L’Oiseau Moqueur Walter Tevis Éditions Gallmeister Anticipation Science-fiction The Unamed Bookshelf

Dans un futur peu enviable où l’assistanat des humains a pris un tour dramatique, offrant les pleins pouvoir aux robots de diverses catégories, un homme redécouvre la possibilité de lire, exhumant des bibliothèques en ruines quelques ouvrages du passé, qui lui laissent entrevoir une société bien différente de celle dans laquelle il a grandi. Alors que la race humaine périclite, que la culture a été oubliée depuis longtemps, Paul Bentley se détache de l’apathie imposée à tous à coups de drogues, de méditations solitaires et d’individualisme forcené, redécouvrant petit à petit les émotions humaines, le plaisir de la connaissance, et la félicité amoureuse, jusqu’à renverser le cours de l’histoire…

Walter Tevis, auteur également du Jeu de la Dame, signe ici un roman d’anticipation troublant, poussant à l’extrême les tendances déjà à l’oeuvre dans nos sociétés contemporaines : consumérisme, recherche de plaisirs faciles, recours aux psychotropes, éclatement des liens sociaux historiques, montée en puissance de l’individualisme, automatisation galopante – et j’en passe. Avec ce livre, c’est une réflexion plus large qu’il initie sur la nature sociale de l’être humain, sur l’ambivalence entre notre besoin de solitude récurrent et notre dépendance aux autres, notre soif de contacts, aussi bien physiques que psychologiques et intellectuels.

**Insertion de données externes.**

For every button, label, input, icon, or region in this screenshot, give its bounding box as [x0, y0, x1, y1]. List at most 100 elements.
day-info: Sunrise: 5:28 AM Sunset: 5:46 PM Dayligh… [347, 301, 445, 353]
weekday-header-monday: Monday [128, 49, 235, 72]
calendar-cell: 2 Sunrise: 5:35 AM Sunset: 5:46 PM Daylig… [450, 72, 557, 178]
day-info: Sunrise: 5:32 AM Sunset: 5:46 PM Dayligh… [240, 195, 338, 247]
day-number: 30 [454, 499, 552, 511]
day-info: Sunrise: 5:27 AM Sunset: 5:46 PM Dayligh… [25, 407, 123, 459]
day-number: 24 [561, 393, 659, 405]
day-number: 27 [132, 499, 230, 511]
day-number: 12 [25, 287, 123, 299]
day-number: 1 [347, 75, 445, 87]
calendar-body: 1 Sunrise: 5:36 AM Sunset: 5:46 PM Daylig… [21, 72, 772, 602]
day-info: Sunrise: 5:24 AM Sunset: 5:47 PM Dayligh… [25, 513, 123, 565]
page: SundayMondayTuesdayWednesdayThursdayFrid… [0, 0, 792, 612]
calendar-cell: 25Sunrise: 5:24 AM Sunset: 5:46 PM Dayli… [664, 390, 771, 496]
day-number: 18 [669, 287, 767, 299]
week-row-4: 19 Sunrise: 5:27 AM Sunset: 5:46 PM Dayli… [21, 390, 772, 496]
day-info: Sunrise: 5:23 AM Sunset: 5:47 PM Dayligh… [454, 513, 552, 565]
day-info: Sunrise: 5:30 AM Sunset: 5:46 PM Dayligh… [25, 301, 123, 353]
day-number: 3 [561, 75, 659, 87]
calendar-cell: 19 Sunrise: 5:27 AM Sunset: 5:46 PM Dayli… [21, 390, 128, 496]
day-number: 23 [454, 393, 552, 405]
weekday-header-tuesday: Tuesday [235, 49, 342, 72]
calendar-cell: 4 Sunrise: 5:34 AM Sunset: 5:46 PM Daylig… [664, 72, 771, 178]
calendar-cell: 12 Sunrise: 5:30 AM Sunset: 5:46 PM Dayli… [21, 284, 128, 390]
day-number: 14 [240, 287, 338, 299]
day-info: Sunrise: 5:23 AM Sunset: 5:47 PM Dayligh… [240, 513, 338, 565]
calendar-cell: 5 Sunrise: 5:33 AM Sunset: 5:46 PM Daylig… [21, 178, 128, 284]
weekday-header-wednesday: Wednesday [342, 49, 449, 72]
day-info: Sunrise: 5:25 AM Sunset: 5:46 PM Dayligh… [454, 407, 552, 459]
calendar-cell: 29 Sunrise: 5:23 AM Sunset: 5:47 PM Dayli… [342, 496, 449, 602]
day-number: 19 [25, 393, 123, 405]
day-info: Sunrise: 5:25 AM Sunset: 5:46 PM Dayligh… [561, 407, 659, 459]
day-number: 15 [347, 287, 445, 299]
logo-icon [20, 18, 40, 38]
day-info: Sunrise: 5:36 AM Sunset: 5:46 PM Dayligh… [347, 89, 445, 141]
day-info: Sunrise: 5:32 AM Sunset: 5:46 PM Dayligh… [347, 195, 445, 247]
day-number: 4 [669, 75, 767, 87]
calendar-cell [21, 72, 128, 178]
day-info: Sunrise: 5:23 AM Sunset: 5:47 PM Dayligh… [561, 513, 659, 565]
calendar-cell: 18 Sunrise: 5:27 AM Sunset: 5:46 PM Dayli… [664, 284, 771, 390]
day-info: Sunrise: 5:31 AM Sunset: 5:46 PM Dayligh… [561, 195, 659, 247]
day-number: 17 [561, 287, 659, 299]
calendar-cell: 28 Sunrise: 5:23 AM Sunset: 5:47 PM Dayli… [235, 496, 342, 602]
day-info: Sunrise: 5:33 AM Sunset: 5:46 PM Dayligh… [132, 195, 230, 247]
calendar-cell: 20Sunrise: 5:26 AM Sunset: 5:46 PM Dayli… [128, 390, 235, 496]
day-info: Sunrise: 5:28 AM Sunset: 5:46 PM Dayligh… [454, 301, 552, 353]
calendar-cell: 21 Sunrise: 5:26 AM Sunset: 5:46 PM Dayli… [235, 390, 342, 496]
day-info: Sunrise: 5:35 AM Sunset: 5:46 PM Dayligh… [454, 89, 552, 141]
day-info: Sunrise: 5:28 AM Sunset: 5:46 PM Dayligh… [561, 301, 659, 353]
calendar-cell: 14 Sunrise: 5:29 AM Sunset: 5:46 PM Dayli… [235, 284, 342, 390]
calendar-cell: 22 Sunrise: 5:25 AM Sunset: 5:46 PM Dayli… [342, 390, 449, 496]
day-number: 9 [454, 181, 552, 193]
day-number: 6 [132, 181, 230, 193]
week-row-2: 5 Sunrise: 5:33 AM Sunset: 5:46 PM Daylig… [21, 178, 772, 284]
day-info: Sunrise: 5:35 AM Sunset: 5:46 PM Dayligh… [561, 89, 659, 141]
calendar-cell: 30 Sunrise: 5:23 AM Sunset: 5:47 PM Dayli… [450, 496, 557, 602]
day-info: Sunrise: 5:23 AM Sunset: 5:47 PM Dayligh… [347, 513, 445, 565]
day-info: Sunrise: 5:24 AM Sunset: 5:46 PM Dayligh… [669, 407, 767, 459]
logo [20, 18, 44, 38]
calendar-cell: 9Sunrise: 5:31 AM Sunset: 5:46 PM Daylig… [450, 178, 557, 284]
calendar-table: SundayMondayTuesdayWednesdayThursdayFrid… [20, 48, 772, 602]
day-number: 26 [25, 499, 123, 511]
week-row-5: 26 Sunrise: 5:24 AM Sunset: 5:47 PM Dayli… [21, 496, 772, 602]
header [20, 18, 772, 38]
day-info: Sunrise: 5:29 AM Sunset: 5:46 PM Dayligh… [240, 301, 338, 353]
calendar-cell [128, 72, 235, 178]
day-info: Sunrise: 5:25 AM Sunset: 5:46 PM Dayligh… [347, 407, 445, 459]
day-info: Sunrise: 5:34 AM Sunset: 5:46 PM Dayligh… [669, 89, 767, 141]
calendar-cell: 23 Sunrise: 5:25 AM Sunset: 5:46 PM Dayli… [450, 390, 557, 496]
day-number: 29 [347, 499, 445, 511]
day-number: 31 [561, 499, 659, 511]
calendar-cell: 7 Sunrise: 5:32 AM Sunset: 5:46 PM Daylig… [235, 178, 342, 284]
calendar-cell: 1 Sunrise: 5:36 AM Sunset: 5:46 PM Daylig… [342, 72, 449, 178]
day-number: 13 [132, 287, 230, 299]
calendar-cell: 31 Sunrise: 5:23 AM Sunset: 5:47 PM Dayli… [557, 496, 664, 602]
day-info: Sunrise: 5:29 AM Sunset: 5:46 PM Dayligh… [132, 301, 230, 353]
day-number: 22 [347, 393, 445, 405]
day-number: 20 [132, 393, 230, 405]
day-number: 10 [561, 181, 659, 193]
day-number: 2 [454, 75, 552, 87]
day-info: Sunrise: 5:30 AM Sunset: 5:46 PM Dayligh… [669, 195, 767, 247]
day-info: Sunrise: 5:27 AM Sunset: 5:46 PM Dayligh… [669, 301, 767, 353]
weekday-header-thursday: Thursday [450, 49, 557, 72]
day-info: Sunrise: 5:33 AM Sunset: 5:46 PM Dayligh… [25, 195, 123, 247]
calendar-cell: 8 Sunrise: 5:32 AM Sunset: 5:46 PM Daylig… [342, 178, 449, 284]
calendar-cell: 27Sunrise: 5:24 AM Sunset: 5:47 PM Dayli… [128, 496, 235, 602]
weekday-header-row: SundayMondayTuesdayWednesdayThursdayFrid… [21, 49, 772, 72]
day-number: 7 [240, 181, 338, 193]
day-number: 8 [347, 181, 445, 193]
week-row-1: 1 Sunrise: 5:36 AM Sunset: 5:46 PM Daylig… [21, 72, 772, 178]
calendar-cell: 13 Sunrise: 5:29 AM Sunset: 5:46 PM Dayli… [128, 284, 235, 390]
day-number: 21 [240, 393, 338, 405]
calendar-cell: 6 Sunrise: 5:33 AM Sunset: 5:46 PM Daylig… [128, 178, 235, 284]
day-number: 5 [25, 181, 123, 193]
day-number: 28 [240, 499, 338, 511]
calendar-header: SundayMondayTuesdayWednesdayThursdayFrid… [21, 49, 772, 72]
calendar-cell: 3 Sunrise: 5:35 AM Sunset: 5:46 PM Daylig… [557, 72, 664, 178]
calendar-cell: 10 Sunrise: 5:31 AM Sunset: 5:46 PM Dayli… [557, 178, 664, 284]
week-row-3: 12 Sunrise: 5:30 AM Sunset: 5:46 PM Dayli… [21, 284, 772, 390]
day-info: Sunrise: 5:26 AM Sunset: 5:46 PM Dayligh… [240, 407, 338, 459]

C’est leur progressive ouverture aux émotions et aux sentiments nouveaux qui permet à Mary-Lou et Paul, nos deux héros, d’acquérir une conscience, une vision du monde et d’affirmer leur capacité de changement, leur personnalité propre. Leur naïveté est confondante et pourtant terriblement touchante, elle nous ramène à ce qui fait de nous des êtres humains : nous sommes indubitablement des animaux sociaux, comme l’a dit Aristote.

D’abord déroutée par le style d’écriture, étrangement enfantin au début du récit, j’ai fini par comprendre, à mesure que l’écriture se faisait plus riche et plus précise, que l’auteur avait voulu, à travers le texte lui-même, nous faire ressentir l’abominable éventualité d’un monde sans livres et sans lecture. A mesure que les personnages sortent de leur ignorance, qu’ils gagnent en instruction, lisant de plus en plus, l’écriture s’accorde avec ce nouveau état des choses, élargissant son vocabulaire, ses tournures de phrases, adoptant un ton plus soutenu, jusqu’à nous offrir un épilogue très poétique.


Résumé de l’éditeur:

« Pas de questions, détends-toi ». C’est le nouveau mot d’ordre des humains, obsédés par leur confort individuel et leur tranquillité d’esprit, déchargés de tout travail par les robots. Livres, films et sentiments sont interdits depuis des générations. Hommes et femmes se laissent ainsi vivre en ingurgitant les tranquillisants fournis par le gouvernement. Jusqu’au jour où Paul, jeune homme solitaire, apprend à lire grâce à un vieil enregistrement. Désorienté, il contacte le plus sophistiqué des robots jamais conçus : Spofforth, qui dirige le monde depuis l’université de New York. Le robot se servira-t-il de cette découverte pour aider l’humanité ou la perdre définitivement ?


Mais plus que tout, je le sais maintenant, rien n’aurait été possible si je n’avais pas eu le courage d’accepter et d’analyser les sentiments qui sont nés lentement en moi, d’abord dans l’ancienne bibliothèque à la projection de ces images émotionnellement si riches, puis à la lecture des poèmes, des romans, des livres d’histoire, des biographies et des ouvrages de bricolage que j’ai trouvés plus tard. Ce sont tous ces livres, même les plus ennuyeux et les plus hermétiques, qui m’ont aidé à comprendre ce que cela signifiait d’être un être humain. Et j’ai aussi appris, à travers le sentiment de sidération que j’éprouve parfois quand j’ai l’impression d’entrer en contact avec l’esprit d’une personne morte depuis longtemps, que je n’étais pas seul sur cette terre. D’autres ont ressenti ce que je ressens, ceux qui, à certaines époques, ont réussi à dire l’indicible.